Teaming up with CREW to restore daylight over months of these records under the Freedom of Information Act are the Knight First Amendment Institute, a recently launched press-advocacy group at Columbia University; the National Security Archive, a Washington-based nonprofit; and the archive’s senior analyst Kate Doyle.

CREW’s executive director Noah Bookbinder noted that Trump’s global business ties makes it particularly crucial to know who has been meeting with the president.

“Given the many issues we have already seen in this White House with conflicts of interest, outside influence, and potential ethics violations, transparency is more important than ever, so we had no choice but to sue,” Bookbinder said in a statement.

In the same courthouse, CREW filed another lawsuit against Trump himself, asking a federal judge to declare his “vast, complicated and secret” business ties in violation of the foreign emoluments clause of the Constitution. That case has been active since three days after Inauguration Day.

The latest lawsuit is against the U.S. Department of Homeland Security, whose component agency — the Secret Service — maintains the visitor logs.

Citing department policy, the agency declined to comment on the pending litigation.

Last month, eight senators wrote to Trump and the Secret Service’s deputy director William Callahan seeking to restore the Obama-era policy.

“It would be a significant setback to efforts to give the public insight into who influences the White House if this policy were to be discontinued or limited,” the senators wrote, as quoted in the 10-page lawsuit. “Indeed, given the unique aspects of how President Trump has decided to conduct official business, we believe he needs to do even more just to meet the benchmark of transparency set by President Obama.”
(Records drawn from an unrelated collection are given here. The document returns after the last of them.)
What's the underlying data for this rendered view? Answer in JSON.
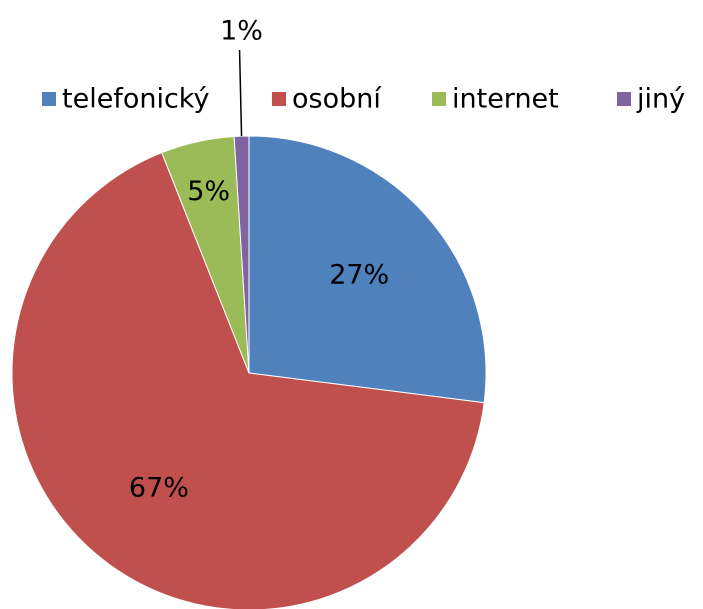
{
  "chart_data": {
    "type": "pie",
    "categories": [
      "telefonický",
      "osobní",
      "internet",
      "jiný"
    ],
    "values": [
      27,
      67,
      5,
      1
    ],
    "value_labels": [
      "27%",
      "67%",
      "5%",
      "1%"
    ],
    "colors": [
      "#4f81bd",
      "#c0504d",
      "#9bbb59",
      "#8064a2"
    ],
    "legend": "top"
  }
}
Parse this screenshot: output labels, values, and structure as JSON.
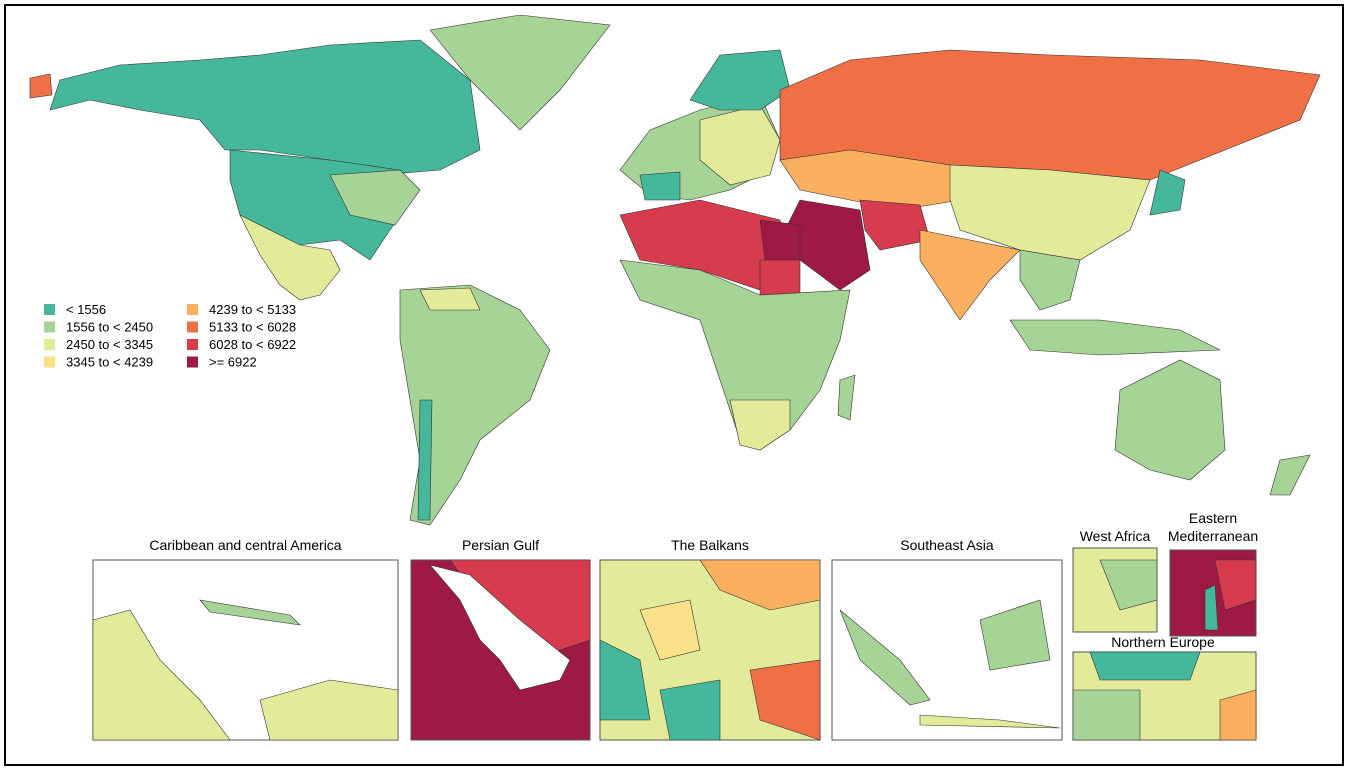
{
  "legend": {
    "items": [
      {
        "label": "< 1556",
        "color": "#45b79a"
      },
      {
        "label": "1556 to < 2450",
        "color": "#a6d396"
      },
      {
        "label": "2450 to < 3345",
        "color": "#e3eb9a"
      },
      {
        "label": "3345 to < 4239",
        "color": "#fbe08a"
      },
      {
        "label": "4239 to < 5133",
        "color": "#fbb05f"
      },
      {
        "label": "5133 to < 6028",
        "color": "#f07046"
      },
      {
        "label": "6028 to < 6922",
        "color": "#d73c4e"
      },
      {
        "label": ">= 6922",
        "color": "#9e1a45"
      }
    ]
  },
  "insets": [
    {
      "title": "Caribbean and central America"
    },
    {
      "title": "Persian Gulf"
    },
    {
      "title": "The Balkans"
    },
    {
      "title": "Southeast Asia"
    },
    {
      "title": "West Africa"
    },
    {
      "title": "Eastern Mediterranean"
    },
    {
      "title": "Northern Europe"
    }
  ]
}
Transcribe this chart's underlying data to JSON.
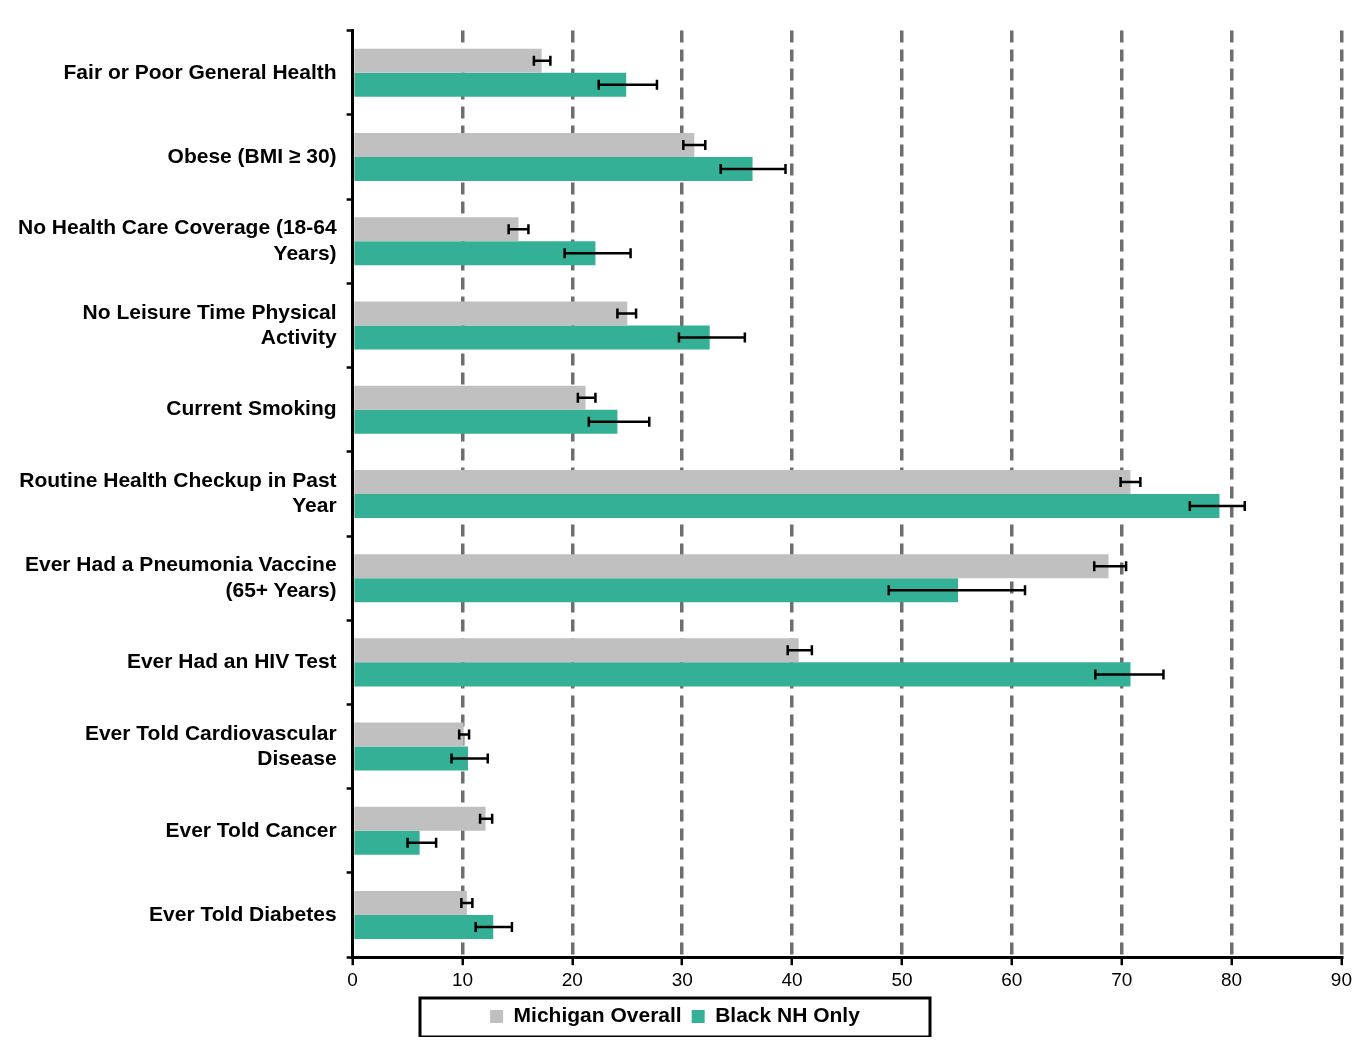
{
  "chart_data": {
    "type": "bar",
    "orientation": "horizontal",
    "categories": [
      "Fair or Poor General Health",
      "Obese (BMI ≥ 30)",
      "No Health Care Coverage (18-64 Years)",
      "No Leisure Time Physical Activity",
      "Current Smoking",
      "Routine Health Checkup in Past Year",
      "Ever Had a Pneumonia Vaccine (65+ Years)",
      "Ever Had an HIV Test",
      "Ever Told Cardiovascular Disease",
      "Ever Told Cancer",
      "Ever Told Diabetes"
    ],
    "series": [
      {
        "name": "Michigan Overall",
        "color": "#c0c0c0",
        "values": [
          17.2,
          31.1,
          15.1,
          25.0,
          21.2,
          70.8,
          68.8,
          40.6,
          10.1,
          12.1,
          10.4
        ],
        "errors": [
          [
            16.5,
            18.0
          ],
          [
            30.1,
            32.1
          ],
          [
            14.2,
            16.0
          ],
          [
            24.1,
            25.8
          ],
          [
            20.5,
            22.1
          ],
          [
            69.9,
            71.7
          ],
          [
            67.5,
            70.4
          ],
          [
            39.6,
            41.8
          ],
          [
            9.7,
            10.6
          ],
          [
            11.6,
            12.7
          ],
          [
            9.9,
            10.9
          ]
        ]
      },
      {
        "name": "Black NH Only",
        "color": "#33b095",
        "values": [
          24.9,
          36.4,
          22.1,
          32.5,
          24.1,
          78.9,
          55.1,
          70.8,
          10.5,
          6.1,
          12.8
        ],
        "errors": [
          [
            22.4,
            27.7
          ],
          [
            33.5,
            39.4
          ],
          [
            19.3,
            25.3
          ],
          [
            29.7,
            35.7
          ],
          [
            21.5,
            27.0
          ],
          [
            76.2,
            81.2
          ],
          [
            48.8,
            61.2
          ],
          [
            67.6,
            73.8
          ],
          [
            9.0,
            12.3
          ],
          [
            5.0,
            7.6
          ],
          [
            11.2,
            14.5
          ]
        ]
      }
    ],
    "xlim": [
      0,
      90
    ],
    "xticks": [
      0,
      10,
      20,
      30,
      40,
      50,
      60,
      70,
      80,
      90
    ],
    "grid": "x",
    "legend": "bottom"
  }
}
Looking beyond 1600 Pennsylvania Ave., the lawsuit also seeks information on who has been visiting the president at New York’s Trump Tower and Florida’s Mar-a-Lago, the so-called “Winter White House” where Trump has sojourned seven times since taking office.

Alex Abdo, a prominent civil-liberties attorney, signed the lawsuit on behalf of the Knight First Amendment Institute.

“This is a case about the public’s right to know who wields influence over the most powerful office in our government,” Abdo said in a statement.

The Freedom of Information Act requests at issue demand visitor logs from Inauguration Day to March 8.